Now 25, Sabrina teaches freshman composition and prepares to defend a thesis exploring grief, Black womanhood, the South — and poetry.

“I love sharing my words,” she says. “Creating connections. Making people feel something.”

A Legacy Larger Than One Story

Sabrina’s journey is deeply personal, but it also reflects the foundation St. Jude was built upon.

When St. Jude opened in Memphis in 1962, it became the first fully integrated children’s hospital in the South — treating patients regardless of race, religion, or ability to pay, and hiring Black doctors, nurses, and researchers at a time when segregation was still the norm.

That commitment shaped lives.

Early research at St.

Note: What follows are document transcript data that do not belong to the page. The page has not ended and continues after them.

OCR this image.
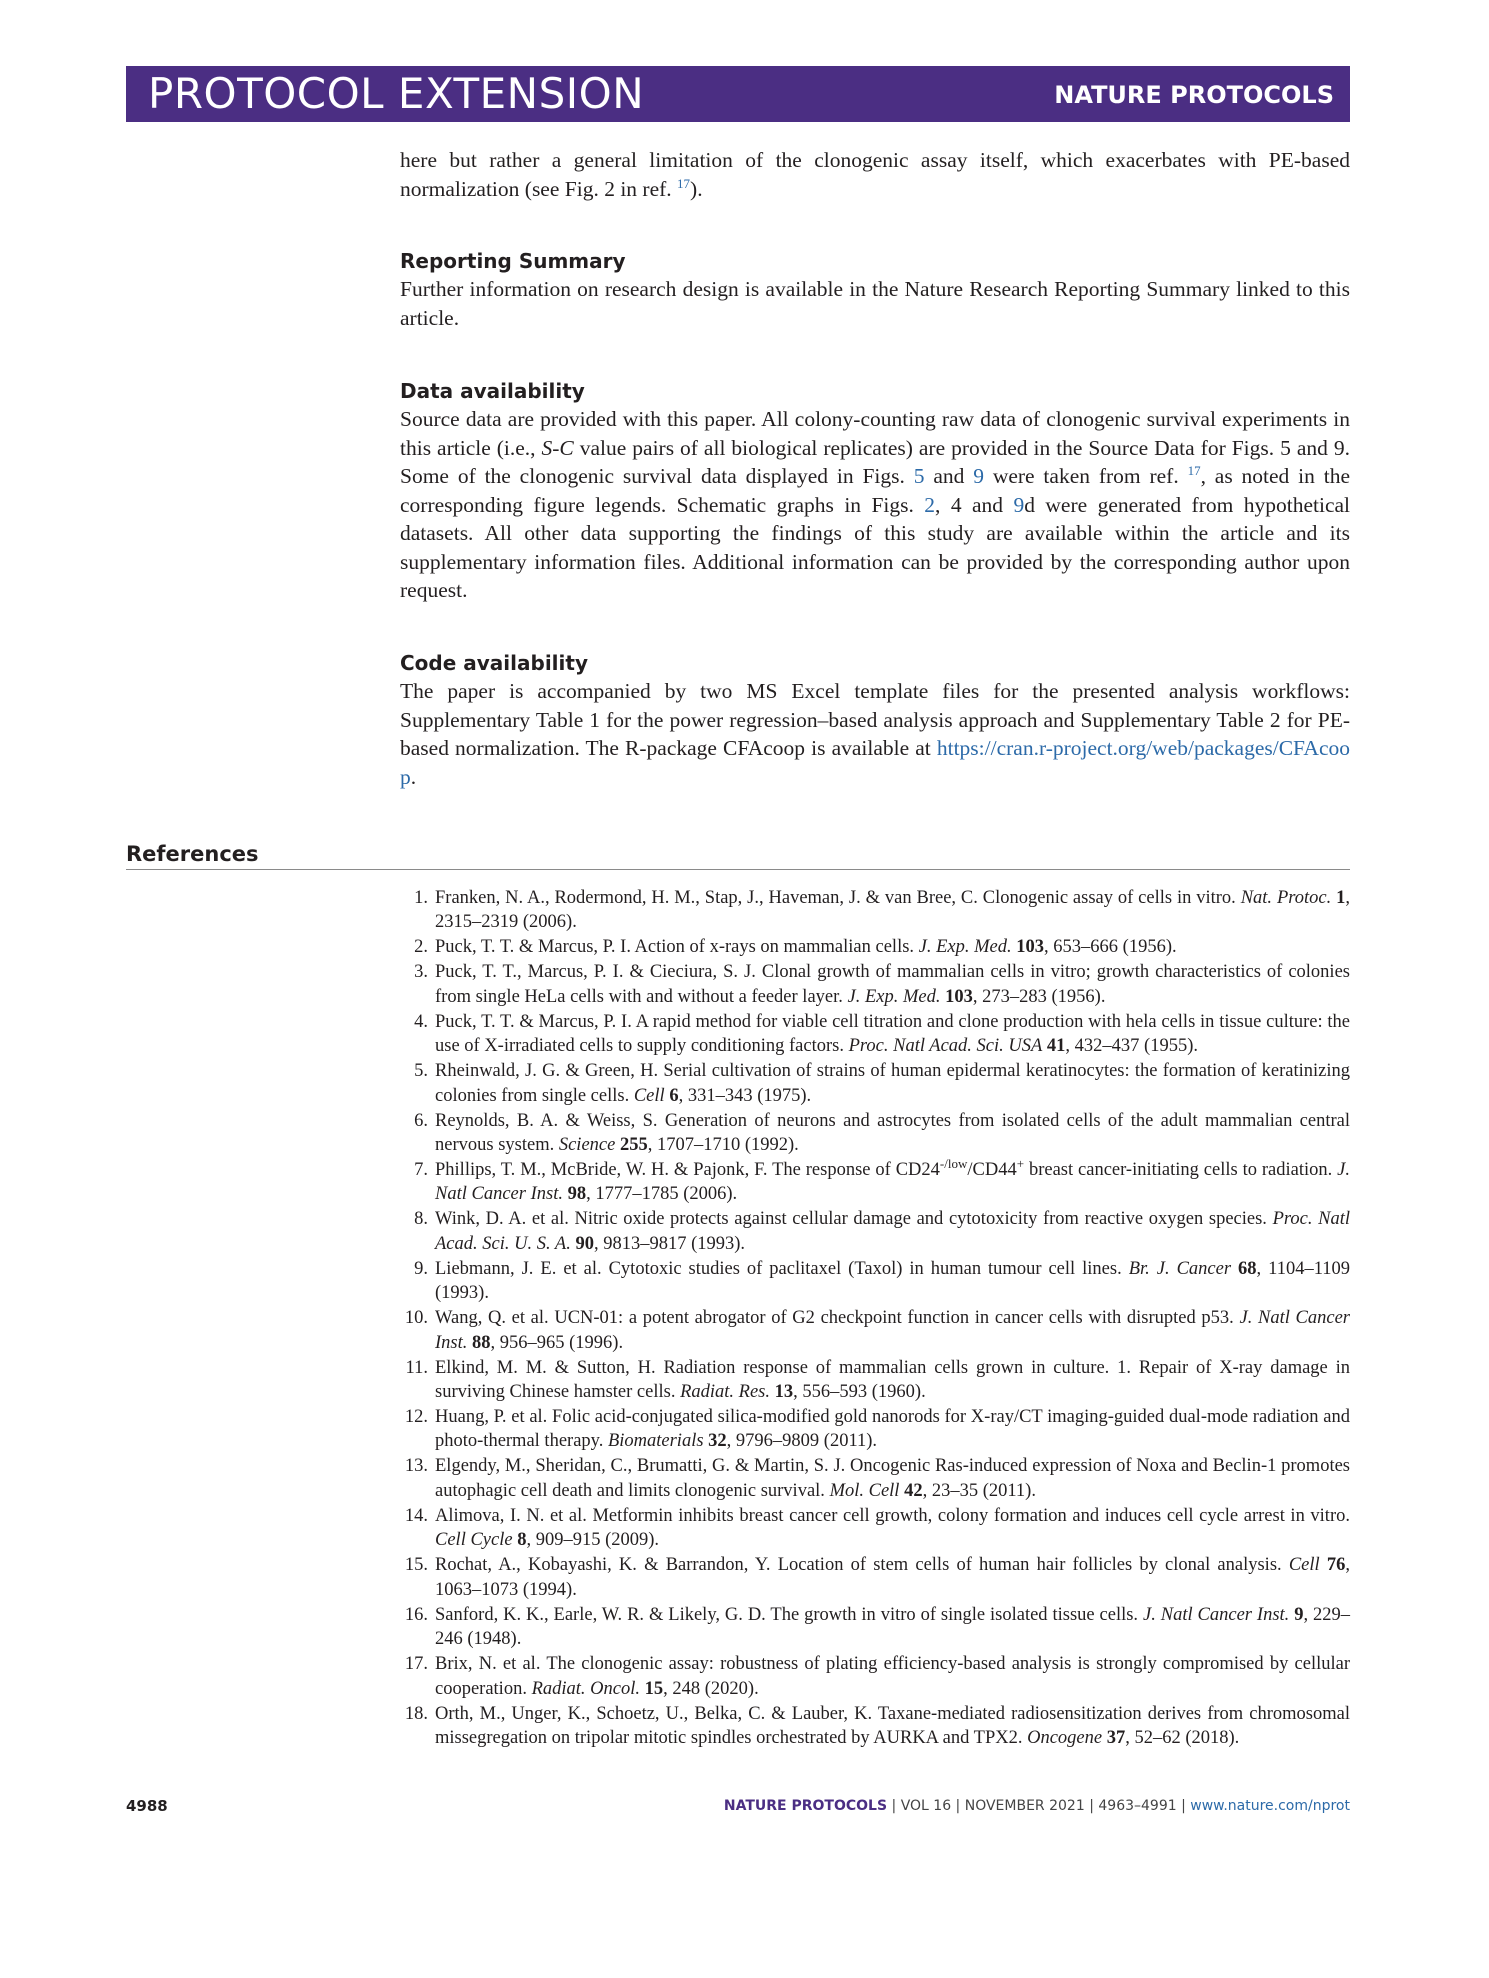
PROTOCOL EXTENSION	NATURE PROTOCOLS

here but rather a general limitation of the clonogenic assay itself, which exacerbates with PE-based normalization (see Fig. 2 in ref. $^{17}$).

Reporting Summary

Further information on research design is available in the Nature Research Reporting Summary linked to this article.

Data availability

Source data are provided with this paper. All colony-counting raw data of clonogenic survival experiments in this article (i.e., S-C value pairs of all biological replicates) are provided in the Source Data for Figs. 5 and 9. Some of the clonogenic survival data displayed in Figs. 5 and 9 were taken from ref. $^{17}$, as noted in the corresponding figure legends. Schematic graphs in Figs. 2, 4 and 9d were generated from hypothetical datasets. All other data supporting the findings of this study are available within the article and its supplementary information files. Additional information can be provided by the corresponding author upon request.

Code availability

The paper is accompanied by two MS Excel template files for the presented analysis workflows: Supplementary Table 1 for the power regression–based analysis approach and Supplementary Table 2 for PE-based normalization. The R-package CFAcoop is available at https://cran.r-project.org/web/packages/CFAcoop.

References
1. Franken, N. A., Rodermond, H. M., Stap, J., Haveman, J. & van Bree, C. Clonogenic assay of cells in vitro. Nat. Protoc. 1, 2315–2319 (2006).
2. Puck, T. T. & Marcus, P. I. Action of x-rays on mammalian cells. J. Exp. Med. 103, 653–666 (1956).
3. Puck, T. T., Marcus, P. I. & Cieciura, S. J. Clonal growth of mammalian cells in vitro; growth characteristics of colonies from single HeLa cells with and without a feeder layer. J. Exp. Med. 103, 273–283 (1956).
4. Puck, T. T. & Marcus, P. I. A rapid method for viable cell titration and clone production with hela cells in tissue culture: the use of X-irradiated cells to supply conditioning factors. Proc. Natl Acad. Sci. USA 41, 432–437 (1955).
5. Rheinwald, J. G. & Green, H. Serial cultivation of strains of human epidermal keratinocytes: the formation of keratinizing colonies from single cells. Cell 6, 331–343 (1975).
6. Reynolds, B. A. & Weiss, S. Generation of neurons and astrocytes from isolated cells of the adult mammalian central nervous system. Science 255, 1707–1710 (1992).
7. Phillips, T. M., McBride, W. H. & Pajonk, F. The response of $CD24^{-/low}/CD44^+$ breast cancer-initiating cells to radiation. J. Natl Cancer Inst. 98, 1777–1785 (2006).
8. Wink, D. A. et al. Nitric oxide protects against cellular damage and cytotoxicity from reactive oxygen species. Proc. Natl Acad. Sci. U. S. A. 90, 9813–9817 (1993).
9. Liebmann, J. E. et al. Cytotoxic studies of paclitaxel (Taxol) in human tumour cell lines. Br. J. Cancer 68, 1104–1109 (1993).
10. Wang, Q. et al. UCN-01: a potent abrogator of G2 checkpoint function in cancer cells with disrupted p53. J. Natl Cancer Inst. 88, 956–965 (1996).
11. Elkind, M. M. & Sutton, H. Radiation response of mammalian cells grown in culture. 1. Repair of X-ray damage in surviving Chinese hamster cells. Radiat. Res. 13, 556–593 (1960).
12. Huang, P. et al. Folic acid-conjugated silica-modified gold nanorods for X-ray/CT imaging-guided dual-mode radiation and photo-thermal therapy. Biomaterials 32, 9796–9809 (2011).
13. Elgendy, M., Sheridan, C., Brumatti, G. & Martin, S. J. Oncogenic Ras-induced expression of Noxa and Beclin-1 promotes autophagic cell death and limits clonogenic survival. Mol. Cell 42, 23–35 (2011).
14. Alimova, I. N. et al. Metformin inhibits breast cancer cell growth, colony formation and induces cell cycle arrest in vitro. Cell Cycle 8, 909–915 (2009).
15. Rochat, A., Kobayashi, K. & Barrandon, Y. Location of stem cells of human hair follicles by clonal analysis. Cell 76, 1063–1073 (1994).
16. Sanford, K. K., Earle, W. R. & Likely, G. D. The growth in vitro of single isolated tissue cells. J. Natl Cancer Inst. 9, 229–246 (1948).
17. Brix, N. et al. The clonogenic assay: robustness of plating efficiency-based analysis is strongly compromised by cellular cooperation. Radiat. Oncol. 15, 248 (2020).
18. Orth, M., Unger, K., Schoetz, U., Belka, C. & Lauber, K. Taxane-mediated radiosensitization derives from chromosomal missegregation on tripolar mitotic spindles orchestrated by AURKA and TPX2. Oncogene 37, 52–62 (2018).
4988	NATURE PROTOCOLS | VOL 16 | NOVEMBER 2021 | 4963–4991 | www.nature.com/nprot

Jude included studies on sickle cell disease, a condition disproportionately affecting Black communities and long neglected elsewhere. Physicians like Dr. Rudolph Jackson, one of St. Jude’s first Black doctors, helped pioneer treatments that would be shared worldwide.

This legacy of equity and inclusion is what allowed children like Sabrina not only to survive, but to imagine a future beyond illness.

“St. Jude Lays Stones for Streets of Safe Passage”

In 2022, Sabrina returned to St. Jude not as a patient, but as a poet. She performed an original spoken-word piece titled “When I Was Nine,” reflecting on fear, faith, and the fragile courage of childhood.

The poem ends with a line that captures both gratitude and legacy:

“St. Jude lays stones for streets of safe passage
so kids like me can grow up to be adults like me.”

Sabrina credits the village that carried her — her mother, aunt, grandmother, and the institution that refused to turn her away.

“I’m not who I am today without St. Jude,” she says.

A poet. A survivor.


A living reminder that Black legacy lives here — in resilience, in care, and in the power of words.